HASHCMP

PURPOSE   OPERATION   OPTIONS   COMMAND LINES   RELATED PROGRAMS


Author: Dan Mares, dmares @ maresware . com (you will be asked for e-mail address confirmation)
Portions Copyright © 1998-2014 by Mares and Company, LLC
Phone: (770)242-6687 X 119
Last update: 5/16/2013 (hashcmp64)

All programs are command line programs.
MUST be run within a command window as administrator.


top

PURPOSE

HASHCMP (like all Maresware) is a 32 bit program and can only be run in a DOS window under NT/XP.

The program HASHCMP is designed to display the differences in output files produced by the HASH program.

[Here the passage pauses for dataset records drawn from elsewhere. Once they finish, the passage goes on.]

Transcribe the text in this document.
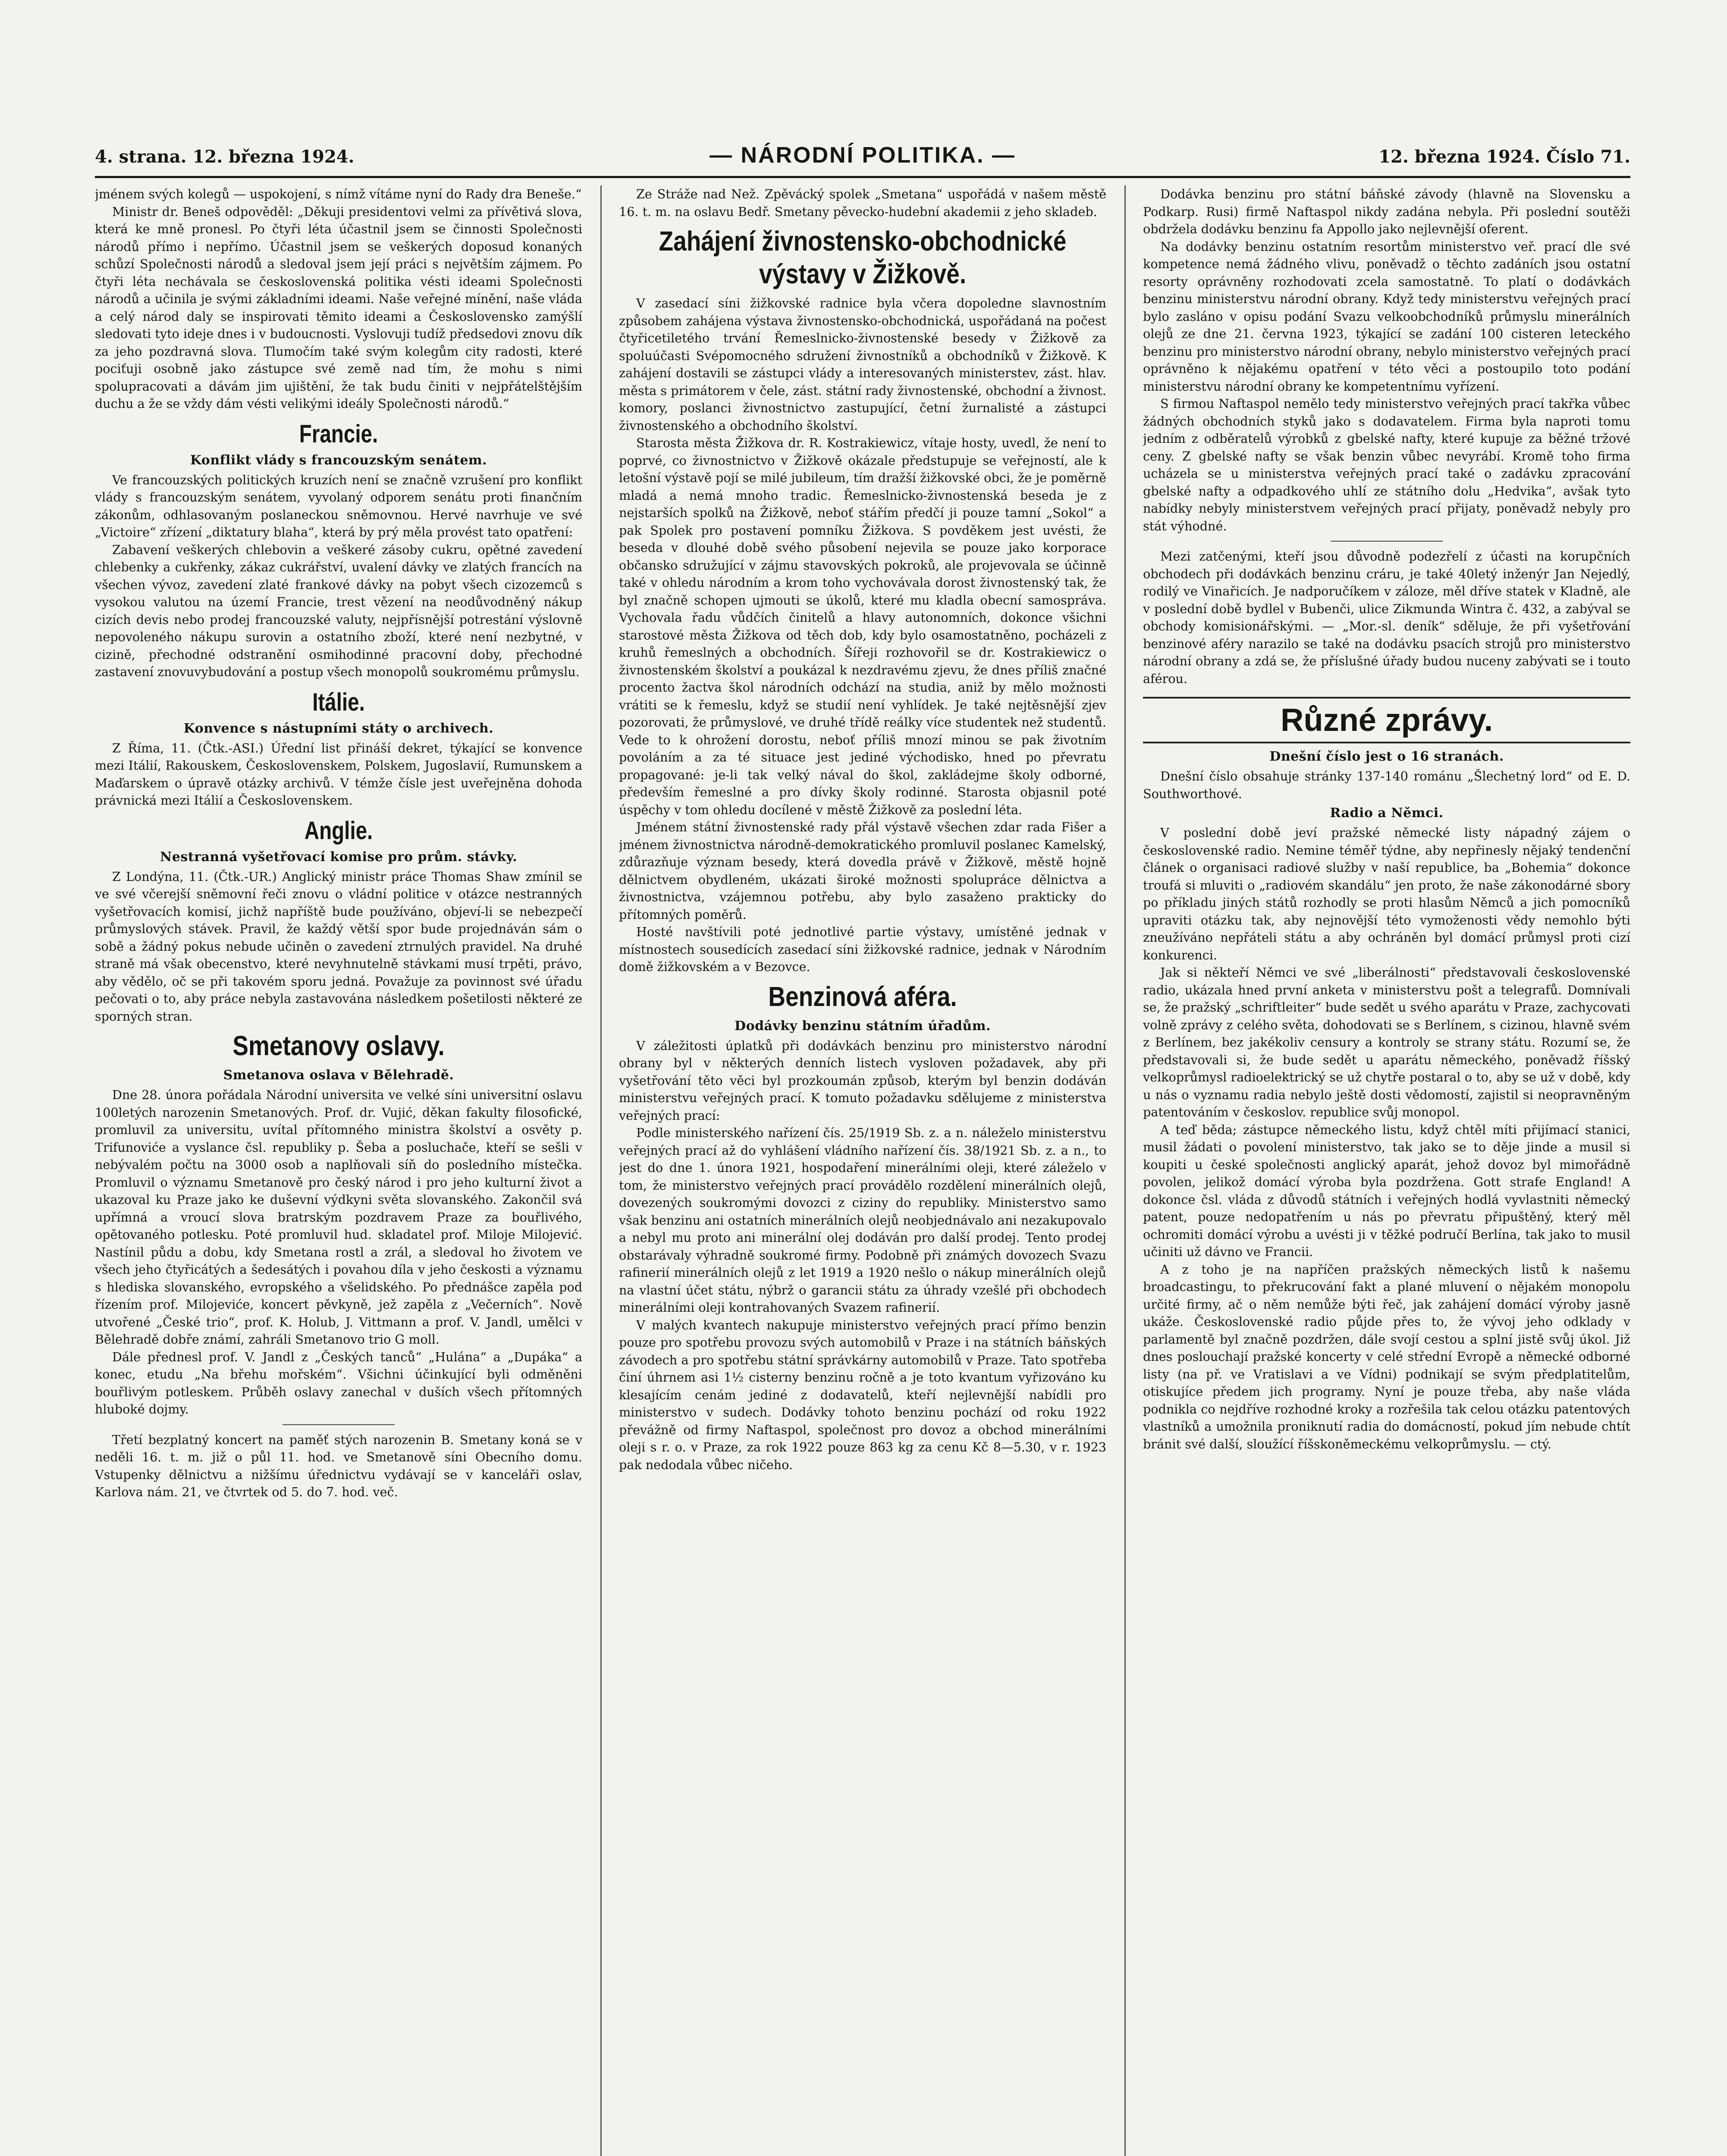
4. strana. 12. března 1924.	— NÁRODNÍ POLITIKA. —	12. března 1924. Číslo 71.

jménem svých kolegů — uspokojení, s nímž vítáme nyní do Rady dra Beneše.“

Ministr dr. Beneš odpověděl: „Děkuji presidentovi velmi za přívětivá slova, která ke mně pronesl. Po čtyři léta účastnil jsem se činnosti Společnosti národů přímo i nepřímo. Účastnil jsem se veškerých doposud konaných schůzí Společnosti národů a sledoval jsem její práci s největším zájmem. Po čtyři léta nechávala se československá politika vésti ideami Společnosti národů a učinila je svými základními ideami. Naše veřejné mínění, naše vláda a celý národ daly se inspirovati těmito ideami a Československo zamýšlí sledovati tyto ideje dnes i v budoucnosti. Vyslovuji tudíž předsedovi znovu dík za jeho pozdravná slova. Tlumočím také svým kolegům city radosti, které pociťuji osobně jako zástupce své země nad tím, že mohu s nimi spolupracovati a dávám jim ujištění, že tak budu činiti v nejpřátelštějším duchu a že se vždy dám vésti velikými ideály Společnosti národů.“

Francie.
Konflikt vlády s francouzským senátem.

Ve francouzských politických kruzích není se značně vzrušení pro konflikt vlády s francouzským senátem, vyvolaný odporem senátu proti finančním zákonům, odhlasovaným poslaneckou sněmovnou. Hervé navrhuje ve své „Victoire“ zřízení „diktatury blaha“, která by prý měla provést tato opatření:

Zabavení veškerých chlebovin a veškeré zásoby cukru, opětné zavedení chlebenky a cukřenky, zákaz cukrářství, uvalení dávky ve zlatých francích na všechen vývoz, zavedení zlaté frankové dávky na pobyt všech cizozemců s vysokou valutou na území Francie, trest vězení na neodůvodněný nákup cizích devis nebo prodej francouzské valuty, nejpřísnější potrestání výslovně nepovoleného nákupu surovin a ostatního zboží, které není nezbytné, v cizině, přechodné odstranění osmihodinné pracovní doby, přechodné zastavení znovuvybudování a postup všech monopolů soukromému průmyslu.

Itálie.
Konvence s nástupními státy o archivech.

Z Říma, 11. (Čtk.-ASI.) Úřední list přináší dekret, týkající se konvence mezi Itálií, Rakouskem, Československem, Polskem, Jugoslavií, Rumunskem a Maďarskem o úpravě otázky archivů. V témže čísle jest uveřejněna dohoda právnická mezi Itálií a Československem.

Anglie.
Nestranná vyšetřovací komise pro prům. stávky.

Z Londýna, 11. (Čtk.-UR.) Anglický ministr práce Thomas Shaw zmínil se ve své včerejší sněmovní řeči znovu o vládní politice v otázce nestranných vyšetřovacích komisí, jichž napříště bude používáno, objeví-li se nebezpečí průmyslových stávek. Pravil, že každý větší spor bude projednáván sám o sobě a žádný pokus nebude učiněn o zavedení ztrnulých pravidel. Na druhé straně má však obecenstvo, které nevyhnutelně stávkami musí trpěti, právo, aby vědělo, oč se při takovém sporu jedná. Považuje za povinnost své úřadu pečovati o to, aby práce nebyla zastavována následkem pošetilosti některé ze sporných stran.

Smetanovy oslavy.
Smetanova oslava v Bělehradě.

Dne 28. února pořádala Národní universita ve velké síni universitní oslavu 100letých narozenin Smetanových. Prof. dr. Vujić, děkan fakulty filosofické, promluvil za universitu, uvítal přítomného ministra školství a osvěty p. Trifunoviće a vyslance čsl. republiky p. Šeba a posluchače, kteří se sešli v nebývalém počtu na 3000 osob a naplňovali síň do posledního místečka. Promluvil o významu Smetanově pro český národ i pro jeho kulturní život a ukazoval ku Praze jako ke duševní výdkyni světa slovanského. Zakončil svá upřímná a vroucí slova bratrským pozdravem Praze za bouřlivého, opětovaného potlesku. Poté promluvil hud. skladatel prof. Miloje Milojević. Nastínil půdu a dobu, kdy Smetana rostl a zrál, a sledoval ho životem ve všech jeho čtyřicátých a šedesátých i povahou díla v jeho českosti a významu s hlediska slovanského, evropského a všelidského. Po přednášce zapěla pod řízením prof. Milojeviće, koncert pěvkyně, jež zapěla z „Večerních“. Nově utvořené „České trio“, prof. K. Holub, J. Vittmann a prof. V. Jandl, umělci v Bělehradě dobře známí, zahráli Smetanovo trio G moll.

Dále přednesl prof. V. Jandl z „Českých tanců“ „Hulána“ a „Dupáka“ a konec, etudu „Na břehu mořském“. Všichni účinkující byli odměněni bouřlivým potleskem. Průběh oslavy zanechal v duších všech přítomných hluboké dojmy.

Třetí bezplatný koncert na paměť stých narozenin B. Smetany koná se v neděli 16. t. m. již o půl 11. hod. ve Smetanově síni Obecního domu. Vstupenky dělnictvu a nižšímu úřednictvu vydávají se v kanceláři oslav, Karlova nám. 21, ve čtvrtek od 5. do 7. hod. več.

Ze Stráže nad Než. Zpěvácký spolek „Smetana“ uspořádá v našem městě 16. t. m. na oslavu Bedř. Smetany pěvecko-hudební akademii z jeho skladeb.

Zahájení živnostensko-obchodnické výstavy v Žižkově.

V zasedací síni žižkovské radnice byla včera dopoledne slavnostním způsobem zahájena výstava živnostensko-obchodnická, uspořádaná na počest čtyřicetiletého trvání Řemeslnicko-živnostenské besedy v Žižkově za spoluúčasti Svépomocného sdružení živnostníků a obchodníků v Žižkově. K zahájení dostavili se zástupci vlády a interesovaných ministerstev, zást. hlav. města s primátorem v čele, zást. státní rady živnostenské, obchodní a živnost. komory, poslanci živnostnictvo zastupující, četní žurnalisté a zástupci živnostenského a obchodního školství.

Starosta města Žižkova dr. R. Kostrakiewicz, vítaje hosty, uvedl, že není to poprvé, co živnostnictvo v Žižkově okázale předstupuje se veřejností, ale k letošní výstavě pojí se milé jubileum, tím dražší žižkovské obci, že je poměrně mladá a nemá mnoho tradic. Řemeslnicko-živnostenská beseda je z nejstarších spolků na Žižkově, neboť stářím předčí ji pouze tamní „Sokol“ a pak Spolek pro postavení pomníku Žižkova. S povděkem jest uvésti, že beseda v dlouhé době svého působení nejevila se pouze jako korporace občansko sdružující v zájmu stavovských pokroků, ale projevovala se účinně také v ohledu národním a krom toho vychovávala dorost živnostenský tak, že byl značně schopen ujmouti se úkolů, které mu kladla obecní samospráva. Vychovala řadu vůdčích činitelů a hlavy autonomních, dokonce všichni starostové města Žižkova od těch dob, kdy bylo osamostatněno, pocházeli z kruhů řemeslných a obchodních. Šířeji rozhovořil se dr. Kostrakiewicz o živnostenském školství a poukázal k nezdravému zjevu, že dnes příliš značné procento žactva škol národních odchází na studia, aniž by mělo možnosti vrátiti se k řemeslu, když se studií není vyhlídek. Je také nejtěsnější zjev pozorovati, že průmyslové, ve druhé třídě reálky více studentek než studentů. Vede to k ohrožení dorostu, neboť příliš mnozí minou se pak životním povoláním a za té situace jest jediné východisko, hned po převratu propagované: je-li tak velký nával do škol, zakládejme školy odborné, především řemeslné a pro dívky školy rodinné. Starosta objasnil poté úspěchy v tom ohledu docílené v městě Žižkově za poslední léta.

Jménem státní živnostenské rady přál výstavě všechen zdar rada Fišer a jménem živnostnictva národně-demokratického promluvil poslanec Kamelský, zdůrazňuje význam besedy, která dovedla právě v Žižkově, městě hojně dělnictvem obydleném, ukázati široké možnosti spolupráce dělnictva a živnostnictva, vzájemnou potřebu, aby bylo zasaženo prakticky do přítomných poměrů.

Hosté navštívili poté jednotlivé partie výstavy, umístěné jednak v místnostech sousedících zasedací síni žižkovské radnice, jednak v Národním domě žižkovském a v Bezovce.

Benzinová aféra.
Dodávky benzinu státním úřadům.

V záležitosti úplatků při dodávkách benzinu pro ministerstvo národní obrany byl v některých denních listech vysloven požadavek, aby při vyšetřování těto věci byl prozkoumán způsob, kterým byl benzin dodáván ministerstvu veřejných prací. K tomuto požadavku sdělujeme z ministerstva veřejných prací:

Podle ministerského nařízení čís. 25/1919 Sb. z. a n. náleželo ministerstvu veřejných prací až do vyhlášení vládního nařízení čís. 38/1921 Sb. z. a n., to jest do dne 1. února 1921, hospodaření minerálními oleji, které záleželo v tom, že ministerstvo veřejných prací provádělo rozdělení minerálních olejů, dovezených soukromými dovozci z ciziny do republiky. Ministerstvo samo však benzinu ani ostatních minerálních olejů neobjednávalo ani nezakupovalo a nebyl mu proto ani minerální olej dodáván pro další prodej. Tento prodej obstarávaly výhradně soukromé firmy. Podobně při známých dovozech Svazu rafinerií minerálních olejů z let 1919 a 1920 nešlo o nákup minerálních olejů na vlastní účet státu, nýbrž o garancii státu za úhrady vzešlé při obchodech minerálními oleji kontrahovaných Svazem rafinerií.

V malých kvantech nakupuje ministerstvo veřejných prací přímo benzin pouze pro spotřebu provozu svých automobilů v Praze i na státních báňských závodech a pro spotřebu státní správkárny automobilů v Praze. Tato spotřeba činí úhrnem asi 1½ cisterny benzinu ročně a je toto kvantum vyřizováno ku klesajícím cenám jediné z dodavatelů, kteří nejlevnější nabídli pro ministerstvo v sudech. Dodávky tohoto benzinu pochází od roku 1922 převážně od firmy Naftaspol, společnost pro dovoz a obchod minerálními oleji s r. o. v Praze, za rok 1922 pouze 863 kg za cenu Kč 8—5.30, v r. 1923 pak nedodala vůbec ničeho.

Dodávka benzinu pro státní báňské závody (hlavně na Slovensku a Podkarp. Rusi) firmě Naftaspol nikdy zadána nebyla. Při poslední soutěži obdržela dodávku benzinu fa Appollo jako nejlevnější oferent.

Na dodávky benzinu ostatním resortům ministerstvo veř. prací dle své kompetence nemá žádného vlivu, poněvadž o těchto zadáních jsou ostatní resorty oprávněny rozhodovati zcela samostatně. To platí o dodávkách benzinu ministerstvu národní obrany. Když tedy ministerstvu veřejných prací bylo zasláno v opisu podání Svazu velkoobchodníků průmyslu minerálních olejů ze dne 21. června 1923, týkající se zadání 100 cisteren leteckého benzinu pro ministerstvo národní obrany, nebylo ministerstvo veřejných prací oprávněno k nějakému opatření v této věci a postoupilo toto podání ministerstvu národní obrany ke kompetentnímu vyřízení.

S firmou Naftaspol nemělo tedy ministerstvo veřejných prací takřka vůbec žádných obchodních styků jako s dodavatelem. Firma byla naproti tomu jedním z odběratelů výrobků z gbelské nafty, které kupuje za běžné tržové ceny. Z gbelské nafty se však benzin vůbec nevyrábí. Kromě toho firma ucházela se u ministerstva veřejných prací také o zadávku zpracování gbelské nafty a odpadkového uhlí ze státního dolu „Hedvika“, avšak tyto nabídky nebyly ministerstvem veřejných prací přijaty, poněvadž nebyly pro stát výhodné.

Mezi zatčenými, kteří jsou důvodně podezřelí z účasti na korupčních obchodech při dodávkách benzinu cráru, je také 40letý inženýr Jan Nejedlý, rodilý ve Vinařicích. Je nadporučíkem v záloze, měl dříve statek v Kladně, ale v poslední době bydlel v Bubenči, ulice Zikmunda Wintra č. 432, a zabýval se obchody komisionářskými. — „Mor.-sl. deník“ sděluje, že při vyšetřování benzinové aféry narazilo se také na dodávku psacích strojů pro ministerstvo národní obrany a zdá se, že příslušné úřady budou nuceny zabývati se i touto aférou.

Různé zprávy.
Dnešní číslo jest o 16 stranách.

Dnešní číslo obsahuje stránky 137-140 románu „Šlechetný lord“ od E. D. Southworthové.

Radio a Němci.

V poslední době jeví pražské německé listy nápadný zájem o československé radio. Nemine téměř týdne, aby nepřinesly nějaký tendenční článek o organisaci radiové služby v naší republice, ba „Bohemia“ dokonce troufá si mluviti o „radiovém skandálu“ jen proto, že naše zákonodárné sbory po příkladu jiných států rozhodly se proti hlasům Němců a jich pomocníků upraviti otázku tak, aby nejnovější této vymoženosti vědy nemohlo býti zneužíváno nepřáteli státu a aby ochráněn byl domácí průmysl proti cizí konkurenci.

Jak si někteří Němci ve své „liberálnosti“ představovali československé radio, ukázala hned první anketa v ministerstvu pošt a telegrafů. Domnívali se, že pražský „schriftleiter“ bude sedět u svého aparátu v Praze, zachycovati volně zprávy z celého světa, dohodovati se s Berlínem, s cizinou, hlavně svém z Berlínem, bez jakékoliv censury a kontroly se strany státu. Rozumí se, že představovali si, že bude sedět u aparátu německého, poněvadž říšský velkoprůmysl radioelektrický se už chytře postaral o to, aby se už v době, kdy u nás o vyznamu radia nebylo ještě dosti vědomostí, zajistil si neopravněným patentováním v českoslov. republice svůj monopol.

A teď běda; zástupce německého listu, když chtěl míti přijímací stanici, musil žádati o povolení ministerstvo, tak jako se to děje jinde a musil si koupiti u české společnosti anglický aparát, jehož dovoz byl mimořádně povolen, jelikož domácí výroba byla pozdržena. Gott strafe England! A dokonce čsl. vláda z důvodů státních i veřejných hodlá vyvlastniti německý patent, pouze nedopatřením u nás po převratu připuštěný, který měl ochromiti domácí výrobu a uvésti ji v těžké područí Berlína, tak jako to musil učiniti už dávno ve Francii.

A z toho je na napříčen pražských německých listů k našemu broadcastingu, to překrucování fakt a plané mluvení o nějakém monopolu určité firmy, ač o něm nemůže býti řeč, jak zahájení domácí výroby jasně ukáže. Československé radio půjde přes to, že vývoj jeho odklady v parlamentě byl značně pozdržen, dále svojí cestou a splní jistě svůj úkol. Již dnes poslouchají pražské koncerty v celé střední Evropě a německé odborné listy (na př. ve Vratislavi a ve Vídni) podnikají se svým předplatitelům, otiskujíce předem jich programy. Nyní je pouze třeba, aby naše vláda podnikla co nejdříve rozhodné kroky a rozřešila tak celou otázku patentových vlastníků a umožnila proniknutí radia do domácností, pokud jím nebude chtít bránit své další, sloužící říšskoněmeckému velkoprůmyslu. — ctý.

There is a 2nd version that will also compare the outputs of md5sum, md5deep, where the hash is the first item on the line, and the records are variable length. See information on hashcmpV.

The HASH program will create a listing of MD5, SHA or CRC32 totals for files. These output files can be analyzed by HASHCMP to determine if there are any records in "file1" that are not in "file2".

This analysis can be used to show what files have been altered from the time the 1st and 2nd outputs were created indicating possible file alteration.

HASHCMP REQUIRES the input files to be made of IDENTICLE fixed length records. This is accomplished using the hash.exe program. Under certain circumstances HASHCMP can also compare 2 outputs of any other program which produces a fixed length record output. Two such programs are: DISKCAT, CRCKIT. Other programs which produce fixed records can also create files which hashcmp can use as inputs (such as the MD5 program).

HASHCMP, bacically can be used to comare the contents, line by line, of two files with identicle formatted records. When it finds records in one file that do not have a match in the other file, the program displays the mismatch to the screen. Each line MUST be 100% identicle. HASHCMP, except in very special circumstances (see options: -d, -h or -l) will not parse the record for comparisons, and uses the entire record.

Assuming HASH was run on a disk drive at two different times, in order to determine if any files had changed you would want to compare the specific HASH records for each file. On some systems this could mean as many as 100,000 or more files. HASHCMP is designed to take the outputs of two different runs which have essentially identicle information, record for record and compare the two files. If any records are found in one file that is not 100% matching that record in the other file, the record is printed to the screen. (and with appropriate option, printed to an output file).

Because HASHCMP expects the records in both input files to be identicle in format it can be used to compare records in files that were created by different programs. Providing the records were identicle in size and content. HASHCMP will then compare the records and show which ones don't match.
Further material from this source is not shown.